Quantifying Model Complexity via Functional Decomposition for Better Post-Hoc Interpretability
This work addresses the challenge of improving interpretability for complex machine learning models, which is crucial for users in fields requiring transparent AI, but it is incremental as it builds on existing functional decomposition and optimization methods.
The paper tackled the problem of misleading and verbose results from post-hoc interpretation methods when applied to overly complex models, particularly concerning feature interactions, by proposing model-agnostic complexity measures based on functional decomposition. The result showed that models minimizing these measures lead to more reliable and compact interpretations, with a demonstration in a multi-objective optimization approach that simultaneously reduces loss and complexity.

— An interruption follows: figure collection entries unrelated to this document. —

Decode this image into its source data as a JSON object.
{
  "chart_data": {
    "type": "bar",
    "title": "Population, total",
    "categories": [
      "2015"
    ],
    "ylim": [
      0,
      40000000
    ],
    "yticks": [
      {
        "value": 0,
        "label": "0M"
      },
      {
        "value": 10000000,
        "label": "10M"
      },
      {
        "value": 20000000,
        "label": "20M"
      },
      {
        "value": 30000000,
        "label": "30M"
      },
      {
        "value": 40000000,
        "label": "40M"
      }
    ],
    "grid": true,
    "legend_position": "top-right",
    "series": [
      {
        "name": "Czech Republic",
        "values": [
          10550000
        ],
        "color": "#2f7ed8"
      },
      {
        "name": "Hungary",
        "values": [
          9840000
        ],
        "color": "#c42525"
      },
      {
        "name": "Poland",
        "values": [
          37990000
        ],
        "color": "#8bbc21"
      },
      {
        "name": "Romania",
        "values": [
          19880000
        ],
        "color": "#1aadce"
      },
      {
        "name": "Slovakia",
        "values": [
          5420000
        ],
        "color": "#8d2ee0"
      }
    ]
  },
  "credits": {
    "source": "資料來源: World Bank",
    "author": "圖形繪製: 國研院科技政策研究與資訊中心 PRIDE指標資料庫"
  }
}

Post-hoc model-agnostic interpretation methods such as partial dependence plots can be employed to interpret complex machine learning models. While these interpretation methods can be applied regardless of model complexity, they can produce misleading and verbose results if the model is too complex, especially w.r.t. feature interactions. To quantify the complexity of arbitrary machine learning models, we propose model-agnostic complexity measures based on functional decomposition: number of features used, interaction strength and main effect complexity. We show that post-hoc interpretation of models that minimize the three measures is more reliable and compact. Furthermore, we demonstrate the application of these measures in a multi-objective optimization approach which simultaneously minimizes loss and complexity.